May n’a fourni aucune preuve pour étayer ses allégations de complicité russe dans la tentative de meurtre. Le ministère russe des Affaires étrangères a demandé à la Grande-Bretagne de fournir toutes les preuves disponibles pour étayer son accusation d’utilisation d’armes chimiques (selon la Convention sur les armes chimiques, la Grande-Bretagne doit le faire dans les 10 jours). Par conséquent, le ministre russe des Affaires étrangères Sergueï Lavrov a répondu que la Russie ne répondrait pas à de telles allégations sans fondement.

Une clé importante pour repérer un attentat sous faux drapeau est que la « connaissance » de qui est à blâmer est disponible avant que la première preuve ne soit sur la table. Par exemple, dans le cas de l’avion de la Malaysian Airlines, le fameux MH-17, abattu à l’Est de l’Ukraine, tout le monde en Occident était convaincu que les « séparatistes pro-russes » étaient à blâmer avant même le début de l’enquête. À ce jour, on ne comprend toujours pas comment ils auraient pu le faire compte tenu de l’équipement dont ils disposaient. Dans ce cas, la Russie a été accusée presque immédiatement, tandis que le ministre britannique des Affaires étrangères Boris Johnson s’est porté volontaire pour que la Grande-Bretagne n’envoie pas son équipe de foot à la Coupe du monde en Russie cet été, révélant la véritable raison de cette tentative d’assassinat.

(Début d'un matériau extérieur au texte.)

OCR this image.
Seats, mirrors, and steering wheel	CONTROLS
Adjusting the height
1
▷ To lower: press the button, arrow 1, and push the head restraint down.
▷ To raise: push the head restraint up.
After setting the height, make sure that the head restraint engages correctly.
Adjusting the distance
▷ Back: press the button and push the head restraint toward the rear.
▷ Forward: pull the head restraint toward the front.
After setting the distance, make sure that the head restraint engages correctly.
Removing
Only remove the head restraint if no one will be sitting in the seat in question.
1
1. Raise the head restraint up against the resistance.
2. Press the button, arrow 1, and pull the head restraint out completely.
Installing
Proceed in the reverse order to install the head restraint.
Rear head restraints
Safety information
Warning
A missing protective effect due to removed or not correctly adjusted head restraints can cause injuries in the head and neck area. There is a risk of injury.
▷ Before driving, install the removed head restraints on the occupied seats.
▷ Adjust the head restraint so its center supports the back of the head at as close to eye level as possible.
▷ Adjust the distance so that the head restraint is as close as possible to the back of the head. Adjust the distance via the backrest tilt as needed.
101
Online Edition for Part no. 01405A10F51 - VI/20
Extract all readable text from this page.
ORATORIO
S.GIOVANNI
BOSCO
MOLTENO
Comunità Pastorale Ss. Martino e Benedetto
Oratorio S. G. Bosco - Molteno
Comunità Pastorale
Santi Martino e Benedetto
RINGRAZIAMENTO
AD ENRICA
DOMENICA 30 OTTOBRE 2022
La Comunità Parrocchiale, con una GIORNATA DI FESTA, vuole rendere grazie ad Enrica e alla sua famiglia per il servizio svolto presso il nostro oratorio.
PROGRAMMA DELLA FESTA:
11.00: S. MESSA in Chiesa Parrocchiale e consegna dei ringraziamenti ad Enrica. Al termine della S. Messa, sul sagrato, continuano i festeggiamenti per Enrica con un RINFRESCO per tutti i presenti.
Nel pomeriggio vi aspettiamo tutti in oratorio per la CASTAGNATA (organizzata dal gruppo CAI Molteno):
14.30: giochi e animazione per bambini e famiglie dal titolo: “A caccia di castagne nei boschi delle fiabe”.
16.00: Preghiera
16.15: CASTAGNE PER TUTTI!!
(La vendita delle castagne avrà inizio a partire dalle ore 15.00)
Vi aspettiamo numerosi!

Y a-t-il quelque chose de nouveau et de différent derrière cette dernière provocation ? Pas vraiment ; cela ressemble à une reprise de l’assassinat de Litvinenko en novembre 2006. Le choix d’un poison exotique (Polonium 210) le manque de preuves (les Britanniques ont affirmé que des preuves circonstancielles convaincantes existent mais n’en ont fourni aucune) et l’accusation instantanée pour « blâmer la Russie » sont les mêmes. Les Russes ont offert de poursuivre les responsables si seulement les Britanniques leur fournissaient la preuve, mais les Britanniques ont omis de le faire.

Anna Chapman

Si on donne à l’histoire des Britanniques le bénéfice du doute, voyons ce qui contraindrait les services secrets russes à poursuivre Skripal. En Russie, il a été reconnu coupable et condamné pour trahison, puis gracié et rendu aux Britanniques dans un échange de prisonniers qui comprenait dix espions russes ayant travaillé aux États-Unis, y compris la mémorable Anna Chapman. C’est une règle très importante dans une affaire d’espionnage que les personnes libérées dans un échange ne soient jamais inquiétées ; si cette règle était violée, la mauvaise foi qui en résulterait rendrait impossible l’échange d’espions. Ainsi, si les autorités russes commanditaient la mort de Skripal, ce ne serait pas seulement immoral et illégal. Cela n’aurait aucune cohérence, puisqu’il y a des cas où la raison d’État évite la nécessité de tels scrupules. Pire que cela, un tel comportement aurait été non professionnel.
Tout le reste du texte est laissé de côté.